Its sequel, “Wall Street: Money Never Sleeps,” debuts tonight in a culture that is at once different and the same.

While the “Bonfire of the Vanities” excesses of the 1980s are not as flagrantly displayed, brokers “are still just as greedy,” said Terry Ferguson, a “broker’s broker” who left Cantor Fitzgerald to open a midtown restaurant, Matt’s Grill.

Brokers “are all there to make money: To make money for themselves and to make money for their firms,” Ferguson said.

But their bosses, newly alert to economic strife, have advised them not to occupy the front-row seats at Yankee games and to refrain from publicly lighting their cigars with $100 bills.

“They don’t flaunt it because they’re told not to,” but they still have it, said Ferguson.
Also, a limping Dow, layoffs and automation in the industry have resulted in greater job insecurity.

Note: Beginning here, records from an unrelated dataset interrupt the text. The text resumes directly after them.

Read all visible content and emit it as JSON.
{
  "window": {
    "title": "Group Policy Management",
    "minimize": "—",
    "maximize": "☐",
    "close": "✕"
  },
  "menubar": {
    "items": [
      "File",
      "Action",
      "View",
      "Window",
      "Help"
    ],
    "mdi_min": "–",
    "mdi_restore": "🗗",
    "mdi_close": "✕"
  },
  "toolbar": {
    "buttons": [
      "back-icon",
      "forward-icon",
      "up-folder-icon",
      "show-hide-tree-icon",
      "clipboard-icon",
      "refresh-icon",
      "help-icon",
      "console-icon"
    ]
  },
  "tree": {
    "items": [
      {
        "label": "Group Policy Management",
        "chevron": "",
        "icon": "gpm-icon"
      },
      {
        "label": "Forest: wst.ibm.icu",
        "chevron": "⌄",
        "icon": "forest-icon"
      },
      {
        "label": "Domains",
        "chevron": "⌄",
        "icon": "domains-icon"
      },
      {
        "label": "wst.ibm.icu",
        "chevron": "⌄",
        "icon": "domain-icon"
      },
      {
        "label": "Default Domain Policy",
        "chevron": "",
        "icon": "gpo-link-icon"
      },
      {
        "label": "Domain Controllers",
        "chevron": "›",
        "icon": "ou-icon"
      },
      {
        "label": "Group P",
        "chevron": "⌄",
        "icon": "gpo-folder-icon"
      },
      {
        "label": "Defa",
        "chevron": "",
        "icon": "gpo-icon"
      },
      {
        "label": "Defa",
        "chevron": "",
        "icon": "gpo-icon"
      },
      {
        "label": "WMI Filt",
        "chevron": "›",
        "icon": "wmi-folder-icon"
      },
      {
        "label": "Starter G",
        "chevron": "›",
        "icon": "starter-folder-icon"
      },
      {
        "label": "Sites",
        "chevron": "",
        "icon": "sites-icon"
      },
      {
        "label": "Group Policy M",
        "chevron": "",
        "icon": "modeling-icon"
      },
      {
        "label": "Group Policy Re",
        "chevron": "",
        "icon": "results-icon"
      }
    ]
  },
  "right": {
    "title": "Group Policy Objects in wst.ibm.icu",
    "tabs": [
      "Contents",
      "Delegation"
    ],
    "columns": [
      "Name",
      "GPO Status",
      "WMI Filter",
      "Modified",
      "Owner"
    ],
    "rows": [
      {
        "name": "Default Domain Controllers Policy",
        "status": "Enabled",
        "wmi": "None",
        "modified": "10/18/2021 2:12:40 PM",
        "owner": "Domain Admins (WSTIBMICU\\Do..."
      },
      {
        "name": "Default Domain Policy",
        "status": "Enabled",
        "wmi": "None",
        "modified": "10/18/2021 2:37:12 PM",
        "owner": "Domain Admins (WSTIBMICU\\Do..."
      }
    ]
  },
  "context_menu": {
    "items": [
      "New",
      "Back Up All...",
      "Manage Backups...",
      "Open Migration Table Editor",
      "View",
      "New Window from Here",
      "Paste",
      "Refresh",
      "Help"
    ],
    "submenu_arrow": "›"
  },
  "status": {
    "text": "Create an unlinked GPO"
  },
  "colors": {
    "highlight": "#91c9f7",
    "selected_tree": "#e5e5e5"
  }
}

“Joe,” a vice president at a Wall Street investment firm, agreed, saying that the third year in a row of a bad market has created mottoes of “fear is king” and “watch your ass.”

“To be an optimist about the market seems naive,” he said.

Others contend Wall Street has reformed.

Financial firms today are much more likely to require ethics training and services for whistleblowers, said Susan Ganz of The Financial Women’s Association.